Long COVID may be affecting far more Americans than current estimates suggest, with a study published last week in JAMA Network Open estimating that roughly one in six people infected with SARS-CoV-2 develop the condition, and nearly 90% go on to experience chronic health problems.
For the study, a team led by researchers at Massachusetts General Hospital analyzed health record data from 457,950 adults treated for COVID-19 (also known as postacute sequelae of SARS-CoV-2 infection, or PASC) across 58 hospitals and clinics in New England, Southeast Texas, Southern California, and Western Pennsylvania.
The researchers identified long COVID cases by detecting symptoms and conditions that emerged after infection and could not be explained by preexisting conditions.
15 million Americans may have long COVID
The team identified 74,560 long-COVID patients, representing 16.3% of COVID patients in the study. The estimate, which translates to roughly 15 million Americans, is far higher than the rate captured by current code-based surveillance systems.

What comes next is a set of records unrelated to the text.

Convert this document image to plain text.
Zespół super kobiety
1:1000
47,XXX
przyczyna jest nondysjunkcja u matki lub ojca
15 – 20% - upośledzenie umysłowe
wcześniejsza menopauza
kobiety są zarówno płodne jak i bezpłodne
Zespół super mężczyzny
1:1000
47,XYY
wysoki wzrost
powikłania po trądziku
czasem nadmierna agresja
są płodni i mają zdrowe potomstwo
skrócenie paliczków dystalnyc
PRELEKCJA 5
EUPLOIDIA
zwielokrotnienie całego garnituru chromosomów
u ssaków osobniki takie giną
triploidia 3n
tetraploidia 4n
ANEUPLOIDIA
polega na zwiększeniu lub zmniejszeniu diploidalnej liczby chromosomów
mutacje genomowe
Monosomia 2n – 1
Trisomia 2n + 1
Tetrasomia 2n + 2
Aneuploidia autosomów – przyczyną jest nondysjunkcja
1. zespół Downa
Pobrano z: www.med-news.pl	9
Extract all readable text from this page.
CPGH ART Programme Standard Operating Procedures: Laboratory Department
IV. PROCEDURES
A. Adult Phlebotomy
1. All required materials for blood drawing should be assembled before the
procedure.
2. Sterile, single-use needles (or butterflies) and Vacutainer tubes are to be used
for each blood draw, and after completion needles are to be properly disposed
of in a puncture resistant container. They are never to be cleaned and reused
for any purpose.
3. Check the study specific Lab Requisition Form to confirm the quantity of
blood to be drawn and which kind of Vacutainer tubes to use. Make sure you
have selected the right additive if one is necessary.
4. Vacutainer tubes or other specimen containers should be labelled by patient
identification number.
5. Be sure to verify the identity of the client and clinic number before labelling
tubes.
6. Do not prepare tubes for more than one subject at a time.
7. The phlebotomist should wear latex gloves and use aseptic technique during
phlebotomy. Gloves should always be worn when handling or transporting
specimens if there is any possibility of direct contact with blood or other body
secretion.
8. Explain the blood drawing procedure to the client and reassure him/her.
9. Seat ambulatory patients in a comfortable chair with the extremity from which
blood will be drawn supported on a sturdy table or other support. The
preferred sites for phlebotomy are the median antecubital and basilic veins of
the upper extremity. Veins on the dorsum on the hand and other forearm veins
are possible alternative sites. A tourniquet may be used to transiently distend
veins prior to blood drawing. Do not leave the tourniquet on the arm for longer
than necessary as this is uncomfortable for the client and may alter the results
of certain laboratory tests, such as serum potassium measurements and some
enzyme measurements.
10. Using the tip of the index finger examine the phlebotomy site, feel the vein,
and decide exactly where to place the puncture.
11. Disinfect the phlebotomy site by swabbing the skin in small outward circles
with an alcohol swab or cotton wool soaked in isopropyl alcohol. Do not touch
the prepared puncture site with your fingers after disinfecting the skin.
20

Prevalence ranged from 13.6% in Western Pennsylvania to 22.7% in Southern California.
Millions of people “would go entirely undetected by the diagnostic code that health systems and policymakers rely on to track the disease burden," senior author Hossein Estiri, PhD, of the Mass General Brigham (MGB) Department of Medicine, said in an MGB news release. "The figures we uncovered are almost certainly an undercount."
Long-COVID burden continues to grow
Most long-COVID patients (89.3%) identified in the study developed at least one chronic condition requiring ongoing clinical management.
The researchers also found evidence that the burden of long COVID continues to grow rather than fade. Long-COVID prevalence increased across all four studied regions through mid-2024.